Partage international no 385septembre 2020

Interview de Marc Bekoff par McNair Ezzard

Marc Bekoff, PhD, est professeur émérite d’écologie et de biologie évolutive à l’Université du Colorado. Avec Jane Goodall, il a cofondé Ethologists for the Ethical Treatment of Animals. Il est également ambassadeur du programme international Roots & Shoots de J. Goodall, dans lequel il travaille avec des étudiants, des personnes âgées et des personnes incarcérées. Ses domaines de recherche sont l’interaction entre l’homme et l’animal, la protection des animaux, l’écologie comportementale, l’éthologie, les émotions des animaux et la protection des espèces. Il est l’auteur de trente livres, dont Les Emotions des animaux (seul tradu  it en français). McNair Ezzard l’a interviewé pour Partage international.

Partage international : Comment avez-vous commencé à vous intéresser aux animaux et à leurs émotions ?
Marc Bekoff : Je me suis toujours intéressé aux animaux depuis que j’étais bébé, vers l’âge de deux ans. Ma mère avait un grand cœur et mon père était d’une nature très bienveillante. Il était très positif. Ça m’a structuré. Mes parents m’ont raconté que quand j’étais petit, je parlais aux animaux du quartier. Je m’intéressais à leurs sentiments et à ce qu’ils pouvaient penser.

 

Photo reproduite avec l’autorisation de Marc Bekoff
Marc Bekoff et Bessie

PI. Les émotions animales relèvent de la discipline scientifique appelée éthologie cognitive. De quoi s’agit-il ?
MB. Pour moi, c’est l’idée que les animaux sont capables de penser et de ressentir des émotions dans différentes situations. L’éthologie cognitive se développe rapidement aujourd’hui. De nombreuses recherches sont en cours. On voit clairement qu’un grand nombre d’espèces animales ont un mental actif et sont capables de sentiments.

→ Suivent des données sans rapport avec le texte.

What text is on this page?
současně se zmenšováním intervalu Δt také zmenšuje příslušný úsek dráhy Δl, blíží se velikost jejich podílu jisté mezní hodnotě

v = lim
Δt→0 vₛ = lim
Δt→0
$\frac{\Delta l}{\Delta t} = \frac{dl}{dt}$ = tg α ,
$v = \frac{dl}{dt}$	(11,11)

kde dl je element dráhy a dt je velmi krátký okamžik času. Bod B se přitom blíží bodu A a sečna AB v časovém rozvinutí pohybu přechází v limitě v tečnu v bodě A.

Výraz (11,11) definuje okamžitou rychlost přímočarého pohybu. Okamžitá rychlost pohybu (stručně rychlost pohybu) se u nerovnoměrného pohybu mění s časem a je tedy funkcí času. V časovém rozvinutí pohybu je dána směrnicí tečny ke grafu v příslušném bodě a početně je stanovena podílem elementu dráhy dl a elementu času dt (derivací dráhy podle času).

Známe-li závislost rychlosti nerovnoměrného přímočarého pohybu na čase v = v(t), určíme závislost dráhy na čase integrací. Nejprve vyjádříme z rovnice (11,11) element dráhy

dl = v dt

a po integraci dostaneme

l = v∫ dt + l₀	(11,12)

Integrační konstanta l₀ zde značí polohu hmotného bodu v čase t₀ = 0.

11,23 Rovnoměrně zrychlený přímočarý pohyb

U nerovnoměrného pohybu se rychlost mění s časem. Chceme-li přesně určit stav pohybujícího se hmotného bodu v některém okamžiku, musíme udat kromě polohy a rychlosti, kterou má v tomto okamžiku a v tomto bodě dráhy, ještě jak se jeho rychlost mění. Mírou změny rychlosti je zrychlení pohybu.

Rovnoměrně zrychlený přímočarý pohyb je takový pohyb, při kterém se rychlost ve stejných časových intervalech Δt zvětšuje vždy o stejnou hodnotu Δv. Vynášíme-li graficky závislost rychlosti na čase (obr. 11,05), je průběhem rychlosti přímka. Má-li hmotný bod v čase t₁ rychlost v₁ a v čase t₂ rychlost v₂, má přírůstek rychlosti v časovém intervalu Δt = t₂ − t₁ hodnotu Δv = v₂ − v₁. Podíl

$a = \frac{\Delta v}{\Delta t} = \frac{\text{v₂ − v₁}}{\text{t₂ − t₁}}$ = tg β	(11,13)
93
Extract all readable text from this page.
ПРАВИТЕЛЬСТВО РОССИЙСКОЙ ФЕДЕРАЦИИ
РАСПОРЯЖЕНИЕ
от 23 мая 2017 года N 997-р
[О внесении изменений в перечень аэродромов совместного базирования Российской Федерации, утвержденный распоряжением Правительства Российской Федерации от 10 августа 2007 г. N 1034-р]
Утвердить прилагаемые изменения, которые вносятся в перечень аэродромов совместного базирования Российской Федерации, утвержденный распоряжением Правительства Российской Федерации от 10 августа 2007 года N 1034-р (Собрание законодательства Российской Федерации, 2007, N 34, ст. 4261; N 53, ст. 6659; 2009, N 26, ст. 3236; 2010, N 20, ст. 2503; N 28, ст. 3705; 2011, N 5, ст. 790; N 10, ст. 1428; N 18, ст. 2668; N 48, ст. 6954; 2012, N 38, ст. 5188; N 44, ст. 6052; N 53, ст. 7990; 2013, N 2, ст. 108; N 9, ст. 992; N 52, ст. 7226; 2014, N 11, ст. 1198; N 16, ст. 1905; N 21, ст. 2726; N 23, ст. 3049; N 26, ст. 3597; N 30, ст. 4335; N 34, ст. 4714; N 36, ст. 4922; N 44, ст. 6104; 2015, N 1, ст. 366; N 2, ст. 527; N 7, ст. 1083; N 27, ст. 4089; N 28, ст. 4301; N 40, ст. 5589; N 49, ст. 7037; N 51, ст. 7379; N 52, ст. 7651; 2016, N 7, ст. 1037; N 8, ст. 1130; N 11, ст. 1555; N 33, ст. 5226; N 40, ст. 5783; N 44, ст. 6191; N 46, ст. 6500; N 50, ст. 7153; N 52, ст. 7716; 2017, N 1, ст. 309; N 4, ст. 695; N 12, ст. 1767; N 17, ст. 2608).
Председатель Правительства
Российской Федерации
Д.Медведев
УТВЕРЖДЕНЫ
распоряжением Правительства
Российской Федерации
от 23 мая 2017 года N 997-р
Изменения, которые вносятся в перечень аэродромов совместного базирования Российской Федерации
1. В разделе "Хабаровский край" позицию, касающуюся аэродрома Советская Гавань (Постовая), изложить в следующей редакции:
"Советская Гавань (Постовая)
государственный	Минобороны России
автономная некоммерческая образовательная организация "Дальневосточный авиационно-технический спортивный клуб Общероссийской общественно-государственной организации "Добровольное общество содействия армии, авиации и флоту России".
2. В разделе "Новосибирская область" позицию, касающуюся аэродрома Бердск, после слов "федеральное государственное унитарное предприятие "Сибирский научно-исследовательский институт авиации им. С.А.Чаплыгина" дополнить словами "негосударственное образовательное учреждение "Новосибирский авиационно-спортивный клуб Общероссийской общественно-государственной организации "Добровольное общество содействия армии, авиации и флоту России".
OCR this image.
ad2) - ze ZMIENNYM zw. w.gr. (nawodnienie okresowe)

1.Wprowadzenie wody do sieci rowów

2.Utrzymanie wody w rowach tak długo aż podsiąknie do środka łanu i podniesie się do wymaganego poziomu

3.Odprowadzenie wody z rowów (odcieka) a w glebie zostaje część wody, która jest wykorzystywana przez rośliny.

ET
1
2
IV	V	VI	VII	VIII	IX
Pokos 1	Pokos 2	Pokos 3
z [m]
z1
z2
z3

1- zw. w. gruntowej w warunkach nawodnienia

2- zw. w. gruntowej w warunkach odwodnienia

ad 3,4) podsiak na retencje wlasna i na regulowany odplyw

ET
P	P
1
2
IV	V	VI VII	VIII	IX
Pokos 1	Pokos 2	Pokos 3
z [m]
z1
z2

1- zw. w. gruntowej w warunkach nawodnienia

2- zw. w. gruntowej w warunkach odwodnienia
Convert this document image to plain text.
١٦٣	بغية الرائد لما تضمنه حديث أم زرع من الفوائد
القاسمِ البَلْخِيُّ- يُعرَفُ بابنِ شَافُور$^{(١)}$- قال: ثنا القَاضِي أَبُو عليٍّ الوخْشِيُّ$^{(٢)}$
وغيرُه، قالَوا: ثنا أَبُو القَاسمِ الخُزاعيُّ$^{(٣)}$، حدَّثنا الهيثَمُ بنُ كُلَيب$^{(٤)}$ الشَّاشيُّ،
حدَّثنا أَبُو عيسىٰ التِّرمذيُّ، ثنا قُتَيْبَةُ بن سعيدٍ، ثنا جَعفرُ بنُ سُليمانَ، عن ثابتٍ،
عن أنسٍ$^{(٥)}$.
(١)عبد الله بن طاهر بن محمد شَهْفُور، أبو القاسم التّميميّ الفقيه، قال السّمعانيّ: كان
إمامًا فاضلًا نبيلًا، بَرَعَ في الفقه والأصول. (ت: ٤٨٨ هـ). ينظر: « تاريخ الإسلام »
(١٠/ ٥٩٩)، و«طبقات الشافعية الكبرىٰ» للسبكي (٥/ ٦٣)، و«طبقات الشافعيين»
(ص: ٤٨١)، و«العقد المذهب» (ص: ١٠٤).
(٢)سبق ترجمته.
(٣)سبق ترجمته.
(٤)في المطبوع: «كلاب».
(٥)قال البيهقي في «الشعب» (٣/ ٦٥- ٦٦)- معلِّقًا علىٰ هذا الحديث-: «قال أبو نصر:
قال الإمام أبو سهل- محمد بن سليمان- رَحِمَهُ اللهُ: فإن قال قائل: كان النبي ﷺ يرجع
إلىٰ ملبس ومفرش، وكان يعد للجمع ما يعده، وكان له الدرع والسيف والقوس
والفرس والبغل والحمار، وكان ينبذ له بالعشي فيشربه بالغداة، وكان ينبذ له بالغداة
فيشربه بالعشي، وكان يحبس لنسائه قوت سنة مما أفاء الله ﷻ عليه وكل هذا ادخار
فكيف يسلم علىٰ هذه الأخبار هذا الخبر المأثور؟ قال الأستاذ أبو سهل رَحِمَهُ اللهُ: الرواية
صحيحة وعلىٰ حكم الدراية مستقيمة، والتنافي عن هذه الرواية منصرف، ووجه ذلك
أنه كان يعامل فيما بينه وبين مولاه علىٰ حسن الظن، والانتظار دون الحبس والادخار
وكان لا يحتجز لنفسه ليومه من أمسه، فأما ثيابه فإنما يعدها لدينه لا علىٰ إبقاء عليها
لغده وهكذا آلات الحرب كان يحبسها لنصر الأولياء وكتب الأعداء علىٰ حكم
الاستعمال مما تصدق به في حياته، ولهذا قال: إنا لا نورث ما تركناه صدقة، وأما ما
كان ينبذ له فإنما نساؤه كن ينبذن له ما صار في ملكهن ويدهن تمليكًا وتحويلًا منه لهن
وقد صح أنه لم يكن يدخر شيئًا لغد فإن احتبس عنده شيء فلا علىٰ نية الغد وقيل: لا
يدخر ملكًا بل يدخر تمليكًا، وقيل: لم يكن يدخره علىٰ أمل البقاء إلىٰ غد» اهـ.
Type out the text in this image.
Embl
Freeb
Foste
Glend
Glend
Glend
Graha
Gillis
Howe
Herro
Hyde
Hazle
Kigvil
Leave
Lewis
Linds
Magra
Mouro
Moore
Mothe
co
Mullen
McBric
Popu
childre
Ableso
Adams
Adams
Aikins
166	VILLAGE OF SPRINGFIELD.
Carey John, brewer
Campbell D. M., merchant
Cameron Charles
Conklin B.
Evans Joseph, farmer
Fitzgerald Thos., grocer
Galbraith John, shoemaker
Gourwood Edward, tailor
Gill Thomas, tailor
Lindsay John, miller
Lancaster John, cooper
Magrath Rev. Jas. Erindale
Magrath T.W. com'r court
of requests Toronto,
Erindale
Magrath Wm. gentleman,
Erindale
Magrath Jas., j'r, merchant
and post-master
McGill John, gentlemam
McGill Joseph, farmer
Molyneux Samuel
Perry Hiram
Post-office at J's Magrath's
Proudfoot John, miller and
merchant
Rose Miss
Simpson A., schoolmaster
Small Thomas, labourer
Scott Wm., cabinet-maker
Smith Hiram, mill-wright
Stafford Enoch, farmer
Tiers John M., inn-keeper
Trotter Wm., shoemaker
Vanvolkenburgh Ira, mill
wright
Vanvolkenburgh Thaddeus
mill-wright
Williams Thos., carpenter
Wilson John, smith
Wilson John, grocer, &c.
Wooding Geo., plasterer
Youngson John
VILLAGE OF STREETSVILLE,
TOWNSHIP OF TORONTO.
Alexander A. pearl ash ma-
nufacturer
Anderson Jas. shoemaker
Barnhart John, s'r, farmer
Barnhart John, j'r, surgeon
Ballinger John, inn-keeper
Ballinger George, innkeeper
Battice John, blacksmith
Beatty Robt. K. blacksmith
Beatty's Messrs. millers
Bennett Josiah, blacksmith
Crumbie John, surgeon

PI. Comment définiriez-vous la conscience chez les animaux ?
MB. Exactement comme pour les humains. La définition simple serait qu’ils perçoivent ce qui se passe, réfléchissent à ce qui se passe. Ils font ensuite des choix sur ce qu’il faut faire dans une situation particulière. Les animaux sont capables d’observer les circonstances qui les entourent et décider de la meilleure chose à faire dans chaque situation. La flexibilité dans le comportement est un bon marqueur de la conscience.

PI. Leur conscience est-elle différente de la nôtre ?
MB. Cela dépend de la façon dont vous définissez la conscience. D’un point de vue biologique et éthologique, c’est la capacité à évaluer une situation et décider de l’action la plus adaptée. Leur manière de s’adapter aux diverses situations est différente de la nôtre parce qu’ils n’ont pas les mêmes capacités sensorielles et motrices. Sinon, la capacité à prendre la meilleure décision dans une situation donnée est une expression de conscience qui se retrouve chez les humains et les animaux.

PI. Dans un article du Seattle Times, vous avez dit que de nombreux animaux sont capables de distinguer le bien du mal. Est-ce qu’on pourrait dire qu’ils ont un sens moral ?
MB. Oui, on le voit lorsque les animaux jouent ; le jeu dégénère rarement en agressivité. Ils s’évaluent mutuellement. Ils sont d’accord sur certaines règles et obéissent à ces règles. Ils se jaugent en permanence. J’appelle cela « la mise au point en cours de route ». Si je jouais avec vous et que nous étions des chiens, je ferais quelque chose et penserais instantanément : « Comment va-t-il ? Est-il content de ce qui se passe ? Dois-je changer mon comportement ? Est-ce que je l’ai frappé trop fort ? Est-ce que je l’ai mordu trop fort ? » Vous pouvez également voir ce genre de décisions morales ou éthiques, si vous préférez, chez les animaux qui partagent de la nourriture ou qui aident une personne en danger. Pendant longtemps, les gens n’y ont pas prêté attention. Ils ont écarté ça comme si c’était impossible. Mais de plus en plus de recherches montrent que ces règles de partage et de justice existent chez une grande variété d’espèces animales.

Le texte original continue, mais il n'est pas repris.